Pulled lamb tacos with red cabbage slaw
9
Points®
Total time: 8 hr 35 min • Prep: 20 min • Cook: 8 hr 15 min • Serves: 6 • Difficulty: Easy
Swap pork for lamb in this American style dish for a softer, tender protein component. With a crisp slaw and sweet char-grilled corn, it’s perfect if you are looking for a dish that’s packed with fresh flavours.


Ingredients
Olive oil
2 tsp
Lamb shoulder roast (easy carve), raw
600 g, (buy 750g), fat trimmed, boneless
Red onion
2 medium, finely chopped
Garlic
3 clove(s), crushed
Ground cumin
2 tsp
Ground paprika
2 tsp, sweet
Honey
1 tbs
Tomato puree
1 cup(s), (280g)
Red cabbage
2 cup(s), (170g)
Carrot(s)
1 medium, cut into thin matchsticks
Tomato(es)
2 medium, vine-ripened, chopped
Fresh coriander
2 tbs, chopped
Corn tortilla
300 g, (12 x 25g tortillas), white corn variety (see tip)
Instructions
1
Heat half the oil in a large non-stick frying pan over high heat.
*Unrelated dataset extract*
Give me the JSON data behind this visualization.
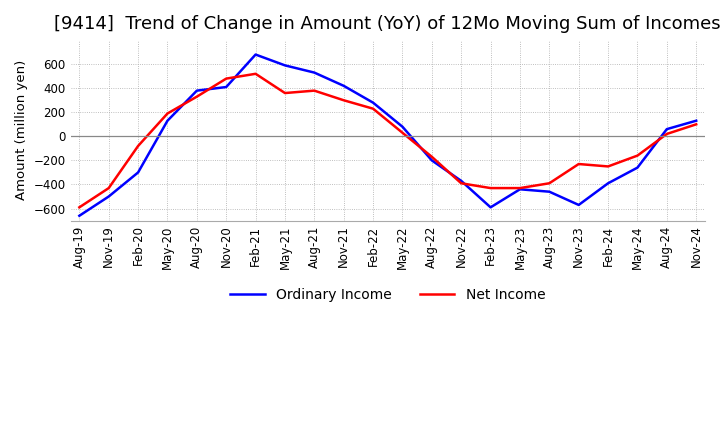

Cook lamb for 2–3 minutes each side or until browned. Transfer to a 5.5 litre slow cooker.
2
Heat remaining oil in same pan over medium heat. Cook onion, stirring occasionally, for 5 minutes or until softened. Add garlic, cumin and paprika and cook, stirring, for 1 minute or until fragrant. Stir in honey, tomato puree and 1/3 cup (80 ml) water and bring to the boil. Transfer to slow cooker.
3
Cook, covered, on low for 8 hours (or high for 4 hours). Remove lamb from cooking liquid. Using two forks, coarsely shred lamb and return to sauce.
4
Combine cabbage, carrot, tomato and coriander in a large bowl. Top tortillas with pulled lamb and slaw.